Maka dengan lesu tak bersemangat, Si Putih pun terpaksa menuruti permintaan saudara seperguruannya itu. Keduanya lalu menghadap gurunya dan menceritakan kembali jalannya perdebatan antara mereka. Sang Guru pun tersenyum, mengangguk-angguk, lalu berkata bahwa 8 X 3 = 23.

Betapa kecewanya Si Putih saat itu respeknya pada Sang Guru merosot ke titik terendah. Ia merasa di bohongi orang yang selama ini begitu di hormati dan dijunjung amat tinggi. Dengan kesal, marah, dan amat kecewa ia lalu membanting topinya. Setengah berteriak ia pun berkata, "Lebih baik aku pulang ke kampung, hidup dengan kejujuran, keluguan, dan kesederhanaan, ketimbang hidup di tengah-tengah kebohongan, kemunafikan, dan kepura-puraan."

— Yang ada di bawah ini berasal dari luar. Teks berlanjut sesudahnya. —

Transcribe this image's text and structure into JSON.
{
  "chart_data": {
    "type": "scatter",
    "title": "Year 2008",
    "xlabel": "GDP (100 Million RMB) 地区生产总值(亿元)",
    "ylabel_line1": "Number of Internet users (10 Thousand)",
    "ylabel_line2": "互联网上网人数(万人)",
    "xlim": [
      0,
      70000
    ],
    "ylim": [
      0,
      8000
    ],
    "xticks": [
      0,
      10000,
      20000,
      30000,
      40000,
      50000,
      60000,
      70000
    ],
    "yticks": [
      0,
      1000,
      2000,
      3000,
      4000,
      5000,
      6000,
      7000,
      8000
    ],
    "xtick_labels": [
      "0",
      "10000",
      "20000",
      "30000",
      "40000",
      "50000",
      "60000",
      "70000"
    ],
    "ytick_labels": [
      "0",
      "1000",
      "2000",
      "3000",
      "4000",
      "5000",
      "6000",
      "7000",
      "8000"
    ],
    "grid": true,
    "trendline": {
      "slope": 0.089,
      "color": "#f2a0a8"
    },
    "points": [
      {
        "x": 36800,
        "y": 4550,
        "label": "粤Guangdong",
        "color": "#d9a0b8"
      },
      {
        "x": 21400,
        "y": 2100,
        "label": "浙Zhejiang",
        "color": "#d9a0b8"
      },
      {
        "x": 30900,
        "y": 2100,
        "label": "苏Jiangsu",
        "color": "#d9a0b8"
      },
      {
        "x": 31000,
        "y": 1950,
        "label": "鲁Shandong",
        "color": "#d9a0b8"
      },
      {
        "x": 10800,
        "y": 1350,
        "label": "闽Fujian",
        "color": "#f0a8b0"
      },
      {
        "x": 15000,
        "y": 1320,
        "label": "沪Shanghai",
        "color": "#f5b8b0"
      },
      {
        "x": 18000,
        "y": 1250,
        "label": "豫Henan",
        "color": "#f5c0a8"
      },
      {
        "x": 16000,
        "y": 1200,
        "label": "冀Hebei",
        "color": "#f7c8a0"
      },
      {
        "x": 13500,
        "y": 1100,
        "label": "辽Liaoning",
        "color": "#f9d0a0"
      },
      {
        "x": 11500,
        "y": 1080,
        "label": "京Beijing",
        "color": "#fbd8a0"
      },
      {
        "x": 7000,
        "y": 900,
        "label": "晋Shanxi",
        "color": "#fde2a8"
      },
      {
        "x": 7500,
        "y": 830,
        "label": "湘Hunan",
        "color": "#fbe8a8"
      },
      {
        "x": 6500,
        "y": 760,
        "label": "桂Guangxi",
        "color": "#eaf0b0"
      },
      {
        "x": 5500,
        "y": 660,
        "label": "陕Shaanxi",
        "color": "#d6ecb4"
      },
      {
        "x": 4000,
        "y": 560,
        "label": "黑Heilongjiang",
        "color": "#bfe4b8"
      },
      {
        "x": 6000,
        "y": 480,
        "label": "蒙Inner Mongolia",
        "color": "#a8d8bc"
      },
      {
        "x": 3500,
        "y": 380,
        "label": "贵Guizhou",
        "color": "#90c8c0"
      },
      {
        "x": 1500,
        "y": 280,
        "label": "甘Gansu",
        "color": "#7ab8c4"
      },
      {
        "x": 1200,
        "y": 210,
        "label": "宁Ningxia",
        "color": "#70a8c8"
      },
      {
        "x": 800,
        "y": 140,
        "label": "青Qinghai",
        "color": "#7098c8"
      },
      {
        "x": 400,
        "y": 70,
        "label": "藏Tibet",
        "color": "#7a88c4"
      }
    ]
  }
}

Melihat reaksi putih Sang Guru tetap saja tersenyum. Lalu dengan suara lembut Beliau berkata ,"Kalau kamu memang sudah bertekat mundur dan pulang ke kampung aku tidak bisa mencegah, namun kalau kamu masih mau mendengarkan, dengarlah nasehatku ini, sekiranya dalam perjalanan pulang nanti terjadi hujan yang sangat lebat, hati-hatilah, jangan bernaung di bawah pohon besar, karena pohon itu akan tumbang dan menimpamu."

Sambil ngedumel tak jelas, Si Putih pun langsung keluar pergi tanpa sempat mengucapkan kata pamit pada gurunya. Di tengah perjalanan tiba-tiba cuaca berubah drastis. Langit yang semula cerah mendadak berubah hitam pekat. Hujan deraspun seolah-olah di tumpahkan dari langit. Hati putih tercekat dan kala matanya melihat ada sebuah pohon besar di atasnya, secara refleks ia pun menghindar. Pada saat itu sang pohon besar tumbang dengan di iringi suara yang amat gemuruh. Si Putih bergidik, dan menghela nafas, hampir saja nyawanya melayang meninggalkan raganya. Setelah lepas dari kagetnya, Si Putih pun tersadar bahwa Sang Guru benar-benar bukan manusia sembarangan. Si Putih lantas berbalik kanan, tidak jadi pulang kampung, tapi lantas kembali ke rumah Sang Guru untuk memohon maaf dan mohon di terima kembali sebagai murid.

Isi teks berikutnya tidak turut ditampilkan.